- NY Fed’s Dudley says getting closer to time for tightening
- July housing starts, industrial production beat forecasts
U.S. stocks slipped from all-time highs as hawkish comments from a Federal Reserve official took some momentum out of a six-week rally, amid concerns that growth may not be sturdy enough yet to bear higher interest rates.
New York Fed President William Dudley said today the central bank could potentially raise interest rates as soon as next month, warning investors that they are underestimating the likelihood of increases in borrowing costs. Equities trimmed an early slide as Praxair Inc. surged the most in five years on merger talks with Germany’s Linde AG, and Morgan Stanley rose to a seven-month high after activist Jeff Ubben’s ValueAct Capital Management disclosed a 2 percent stake.
The S&P 500 Index fell 0.4 percent to 2,182.55 at 10:44 a.m. in New York, after its 10th record close since July 11. The Dow Jones Industrial Average declined 44.89 points, or 0.2 percent, to 18,591.16. The Nasdaq Composite Index lost 0.4 percent.
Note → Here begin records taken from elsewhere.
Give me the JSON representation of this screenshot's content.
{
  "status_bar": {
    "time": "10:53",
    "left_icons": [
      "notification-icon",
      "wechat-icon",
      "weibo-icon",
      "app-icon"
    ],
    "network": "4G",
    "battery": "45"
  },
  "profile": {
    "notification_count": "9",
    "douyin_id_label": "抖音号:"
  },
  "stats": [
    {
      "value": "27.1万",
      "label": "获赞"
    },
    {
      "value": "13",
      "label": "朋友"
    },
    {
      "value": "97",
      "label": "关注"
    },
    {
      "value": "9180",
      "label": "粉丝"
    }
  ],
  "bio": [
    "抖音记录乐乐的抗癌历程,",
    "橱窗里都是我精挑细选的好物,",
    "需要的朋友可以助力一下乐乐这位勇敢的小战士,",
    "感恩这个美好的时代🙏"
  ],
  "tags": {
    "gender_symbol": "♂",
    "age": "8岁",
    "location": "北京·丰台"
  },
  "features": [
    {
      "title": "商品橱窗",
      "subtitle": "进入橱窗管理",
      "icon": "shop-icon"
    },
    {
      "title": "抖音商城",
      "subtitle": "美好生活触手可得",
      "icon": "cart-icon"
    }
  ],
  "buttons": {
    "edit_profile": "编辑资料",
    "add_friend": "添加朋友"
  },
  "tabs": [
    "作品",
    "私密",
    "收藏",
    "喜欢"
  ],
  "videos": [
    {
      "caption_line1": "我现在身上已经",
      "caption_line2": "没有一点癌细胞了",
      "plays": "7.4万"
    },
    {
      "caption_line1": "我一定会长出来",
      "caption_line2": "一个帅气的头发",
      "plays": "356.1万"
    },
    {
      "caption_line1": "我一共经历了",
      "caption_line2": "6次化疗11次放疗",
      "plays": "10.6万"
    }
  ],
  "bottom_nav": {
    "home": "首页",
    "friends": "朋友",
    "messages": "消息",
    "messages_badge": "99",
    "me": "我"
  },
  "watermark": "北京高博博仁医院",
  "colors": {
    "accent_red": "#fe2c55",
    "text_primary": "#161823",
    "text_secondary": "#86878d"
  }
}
The CBOE Volatility Index headed toward its biggest gain in two weeks, rising 4.5 percent to 12.34 after hovering near two-year lows.
“Dudley wants to keep expectations grounded,” said Yousef Abbasi, a global market strategist at JonesTrading Institutional Services LLC. “You have seen some stronger employment data, but other pieces of data are showing a struggle still -- retail sales, inflation reads have been among recent disappointments. It’s just reality, rates might move higher by December if jobs data continues to come in better.”
Steepening valuations aren’t going unnoticed either amid stocks’ recent push higher. The S&P 500’s price relative to future earnings has climbed to 18.6, the highest since 2002, as equities were boosted by better-than-projected corporate results, an improving labor market and optimism central banks will stay supportive of growth.
As the earnings season winds down, investors will look to results this week from companies including Wal-Mart Stores Inc. and Target Corp. for signs of the health of corporate America and the U.S. consumer. Home Depot Inc. today posted results in line with estimates. About 78 percent of S&P 500 members that have reported beat profit predictions and 56 percent topped sales projections. Analysts’ estimates for second-quarter net income have improved to a 2.5 percent decline, from a 5.8 percent drop a month ago.
With investors scrutinizing economic data to determine the prospects for growth, a report today showed home construction unexpectedly accelerated in July to the fastest pace in five months. A separate gauge showed the cost of living was little changed last month, a sign inflation remains subdued, and industrial production rose more than forecast by economists surveyed by Bloomberg.
“Looking at these numbers it looks like the Fed is able to keep rates where they are, but anytime we hit highs day after day you do see some profit-taking, and you may have a modestly down day,” Larry Peruzzi, managing director of international equities at Mischler Financial Group Inc. in Boston, said by phone. “The indication from the jobs picture is that things are slowly improving but no overheating. The Fed is waiting to raise rates so any indication of whether that’s coming sooner or later is becoming key.”
While measures on the labor market have continued to indicate a steady improvement, bolstering confidence in the economy, other data have been mixed, spurring speculation the Fed remains in no hurry to raise rates. The Citigroup Economic Surprise Index has slipped to a five-week low after reaching its highest in almost 23 months on July 26.
Traders’ bets on the timing of a rate increase moved closer following New York Fed Dudley’s remarks, with December now the first month showing at least even odds of higher borrowing costs, from May earlier today.
“There is some talk of profit taking among large investors,” said Frances Hudson, an Edinburgh-based strategist at Standard Life Investments. Her firm manages about 253 billion pounds ($327 billion). “The market seems to have priced in an end to a year of weak earnings. If correct, and there are no shocks from either commodities or macro data, then nothing is barring further progress. However, we would need further positive news from earnings, dividends, buybacks or M&A to maintain momentum.”